De Brusselse advocaat Mario Spandre is enkele weken geleden overleden aan een hartstilstand. Spandre (78) was decennialang een discrete maar invloedrijke spilfiguur van de Katangese lobby in ons land. Hij werd geboren in 1927 in Elisabethstad als telg van een familie van kolonialen en werd eind jaren vijftig de juridische raadsman van Moïse Tsjombé, het kopstuk van de Katangese secessie.
Kort na de onafhankelijkheid van de Belgische kolonie scheurde de rijke koperprovincie Katanga zich af van het centrale bewind en kon hierbij rekenen op heimelijke politieke steun van de toenmalige Belgische regering. Het internationaal niet erkende regime van Tsjombé, dat op de been werd gehouden met geld van de Union Minière, rekruteerde clandestien honderden Belgische en buitenlandse huurlingen en vocht een oorlog uit met de VN-blauwhelmen, het officiële Congolese leger en Lumumbagezinde opstandelingen.

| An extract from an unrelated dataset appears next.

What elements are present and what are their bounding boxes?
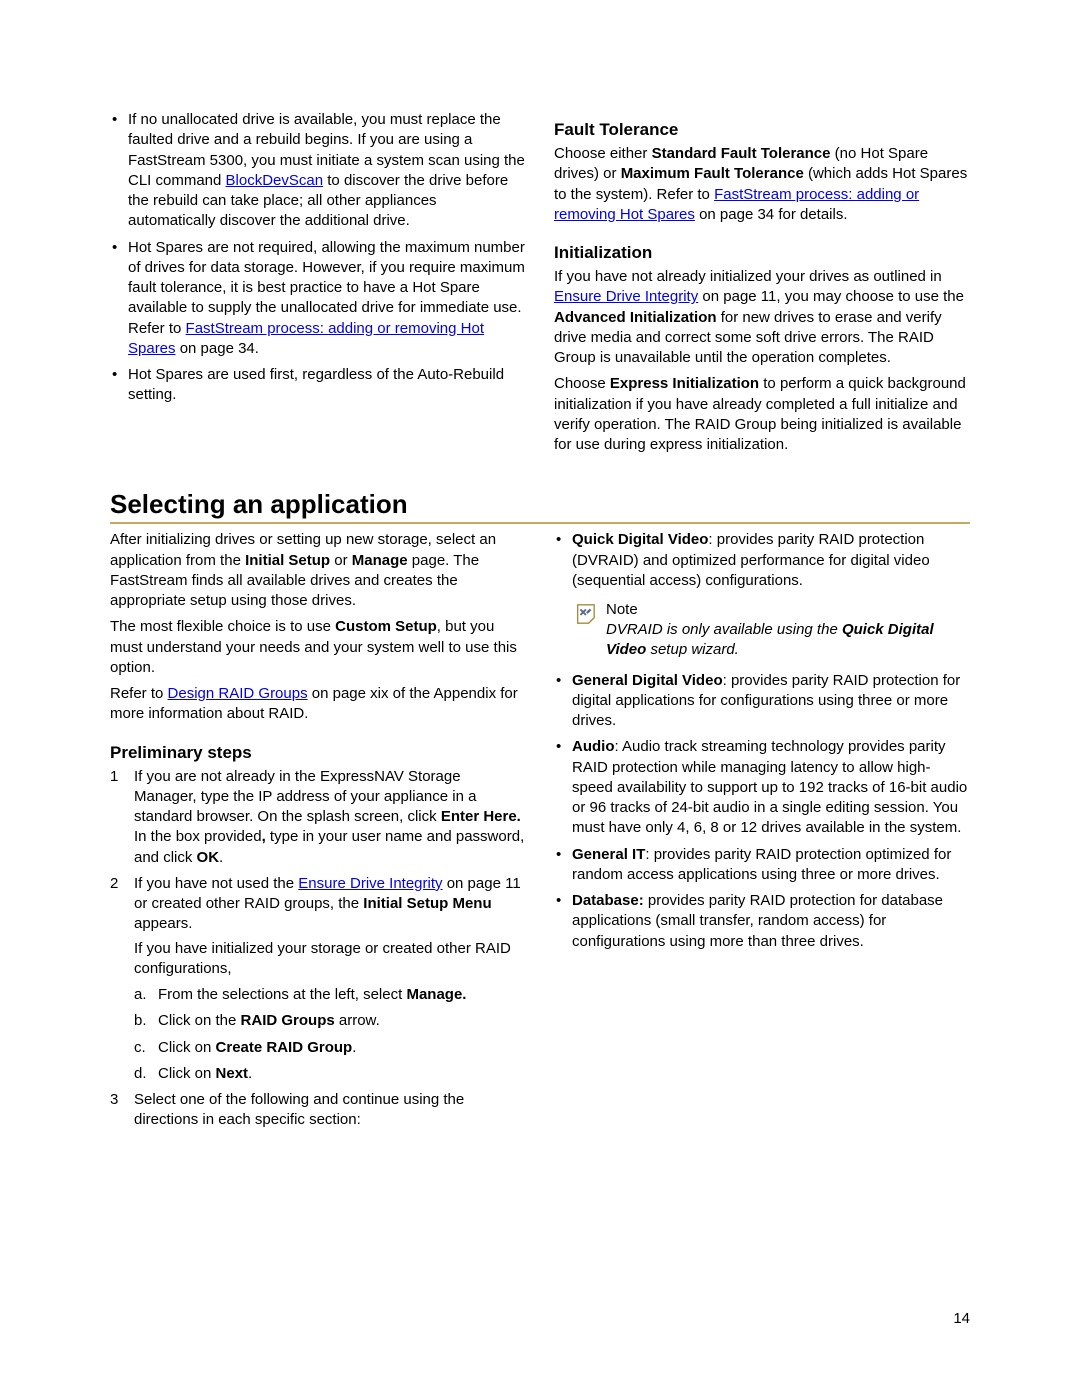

Toen de Katangese secessie uiteindelijk onder internationale druk werd opgegeven, verdween Tsjombé in ballingschap. Vervolgens werd de Katangese leider in 1967 ontvoerd in een vliegtuig boven Spanje. Hij stierf enige tijd later in gevangenschap in Algerije. In 1968, na de definitieve uitschakeling van Tsjombé, vestigde Spandre zich in Brussel als advocaat. Tot zijn uitgebreid relatienetwerk behoorden talrijke oud-kolonialen, zakenlui, konings- gezinden en Franstalige extreem rechtse figuren.
De laatste jaren werkte hij als raadsman voor onder meer baron Benoît de Bonvoisin. Spandre werd ook opgeroepen als getuige door de parlementaire onderzoekscommissie die de betrokkenheid onderzocht van de Belgische autoriteiten bij de moord op Patrice Lumumba. Hij verklaarde toen dat de CIA had aangedrongen op de fysieke uitschakeling van Lumumba, de eerste verkozen premier van Congo.